# Traversing Graphs

When we traverse a graph, we visit each vertex in the graph exactly once.

In general, there are two ways to do this:

A *depth-first search*, where one begins at a vertex (or node) and explores as far as possible along each branch before backtracking.

A *breadth-first search*, where one begins at a vertex (or node) and first explores all of its neighboring nodes / vertices. Then for each of those, one explores their unexplored neighbors, and so on..

## Depth-First Searches

Depth-first searches, which mimics the exploration of a maze, can be implemented either with stacks or recursion. The process using a stack, is given below:

1. Push a starting vertex, s, onto the stack.
2. Repeat the following until the stack is empty:
a. Remove the top vertex, v.
b. Mark this vertex as "visited".
c. Add all v's unvisited neighbors to the stack.

## Breadth-First Searches

Breadth-first searches, which examine vertices in increasing distance from the starting vertex, can be implemented with a queue.

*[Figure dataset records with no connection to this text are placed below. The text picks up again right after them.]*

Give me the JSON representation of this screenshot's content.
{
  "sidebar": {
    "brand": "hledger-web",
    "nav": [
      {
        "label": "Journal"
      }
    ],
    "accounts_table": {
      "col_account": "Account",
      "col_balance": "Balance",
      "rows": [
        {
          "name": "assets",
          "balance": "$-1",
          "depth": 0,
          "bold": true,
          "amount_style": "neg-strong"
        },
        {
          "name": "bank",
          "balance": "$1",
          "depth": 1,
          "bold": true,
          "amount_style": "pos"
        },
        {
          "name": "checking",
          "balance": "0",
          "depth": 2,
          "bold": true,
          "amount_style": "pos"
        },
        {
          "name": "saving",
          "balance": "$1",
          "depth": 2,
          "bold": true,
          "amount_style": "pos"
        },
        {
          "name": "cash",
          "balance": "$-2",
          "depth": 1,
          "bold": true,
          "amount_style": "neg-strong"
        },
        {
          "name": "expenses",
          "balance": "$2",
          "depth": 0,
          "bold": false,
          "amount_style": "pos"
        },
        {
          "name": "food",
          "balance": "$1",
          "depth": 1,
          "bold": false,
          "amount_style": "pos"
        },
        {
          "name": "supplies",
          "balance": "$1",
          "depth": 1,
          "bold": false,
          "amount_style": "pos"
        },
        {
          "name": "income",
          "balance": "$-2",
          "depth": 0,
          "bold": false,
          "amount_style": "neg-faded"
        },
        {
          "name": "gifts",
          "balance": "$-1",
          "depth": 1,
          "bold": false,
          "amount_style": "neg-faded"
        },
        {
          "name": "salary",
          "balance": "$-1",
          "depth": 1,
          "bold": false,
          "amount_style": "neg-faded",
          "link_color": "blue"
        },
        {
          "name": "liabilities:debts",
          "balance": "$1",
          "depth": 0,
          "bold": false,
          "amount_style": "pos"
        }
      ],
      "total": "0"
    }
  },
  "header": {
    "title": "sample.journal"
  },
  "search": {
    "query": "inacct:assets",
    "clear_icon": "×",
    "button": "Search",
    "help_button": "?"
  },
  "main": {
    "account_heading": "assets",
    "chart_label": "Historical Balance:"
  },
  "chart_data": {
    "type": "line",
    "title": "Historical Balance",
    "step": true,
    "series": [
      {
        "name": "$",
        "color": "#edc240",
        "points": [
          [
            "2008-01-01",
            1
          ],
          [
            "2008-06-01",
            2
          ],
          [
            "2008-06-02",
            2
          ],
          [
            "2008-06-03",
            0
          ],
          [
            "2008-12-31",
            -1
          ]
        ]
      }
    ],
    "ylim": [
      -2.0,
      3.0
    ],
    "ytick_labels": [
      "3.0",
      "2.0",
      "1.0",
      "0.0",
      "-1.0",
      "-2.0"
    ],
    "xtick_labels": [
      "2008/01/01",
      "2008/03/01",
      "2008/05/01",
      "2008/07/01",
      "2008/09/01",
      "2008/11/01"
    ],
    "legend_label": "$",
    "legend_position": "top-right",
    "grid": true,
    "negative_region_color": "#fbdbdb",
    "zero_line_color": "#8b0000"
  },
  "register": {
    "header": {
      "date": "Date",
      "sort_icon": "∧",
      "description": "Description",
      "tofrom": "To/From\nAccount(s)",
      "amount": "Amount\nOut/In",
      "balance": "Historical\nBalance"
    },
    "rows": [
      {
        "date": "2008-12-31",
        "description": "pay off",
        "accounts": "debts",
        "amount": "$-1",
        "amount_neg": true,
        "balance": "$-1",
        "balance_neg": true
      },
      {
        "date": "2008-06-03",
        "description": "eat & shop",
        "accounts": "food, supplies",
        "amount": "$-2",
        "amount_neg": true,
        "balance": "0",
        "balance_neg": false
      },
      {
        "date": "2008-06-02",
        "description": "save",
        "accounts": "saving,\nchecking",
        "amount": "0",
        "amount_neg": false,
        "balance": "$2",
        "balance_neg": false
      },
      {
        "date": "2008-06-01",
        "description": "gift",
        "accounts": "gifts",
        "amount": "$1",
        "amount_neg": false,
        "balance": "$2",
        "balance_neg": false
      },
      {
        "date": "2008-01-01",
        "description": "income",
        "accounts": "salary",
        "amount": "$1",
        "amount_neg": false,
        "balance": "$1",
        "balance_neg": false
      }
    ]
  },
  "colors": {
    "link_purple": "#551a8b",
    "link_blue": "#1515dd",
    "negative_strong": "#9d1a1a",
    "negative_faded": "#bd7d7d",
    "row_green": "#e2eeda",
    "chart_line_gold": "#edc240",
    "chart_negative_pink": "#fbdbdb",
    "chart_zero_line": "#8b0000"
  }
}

The process for doing so is shown below:

1. Enqueue a starting vertex, s, into the queue.
2. Repeat the following until the queue is empty:
a. Dequeue the least recently added vertex v.
b. Enqueue each of v's unvisited neighbors, marking each as visited.

Breadth-first searches can be used to find the shortest paths (in terms of number of edges) from the starting vertex $s$. In a connected graph, the time it takes to do this is proportional to $E+V$, the sum of the number of edges and the number of vertices. (Note, every vertex and edge are visited exactly once.)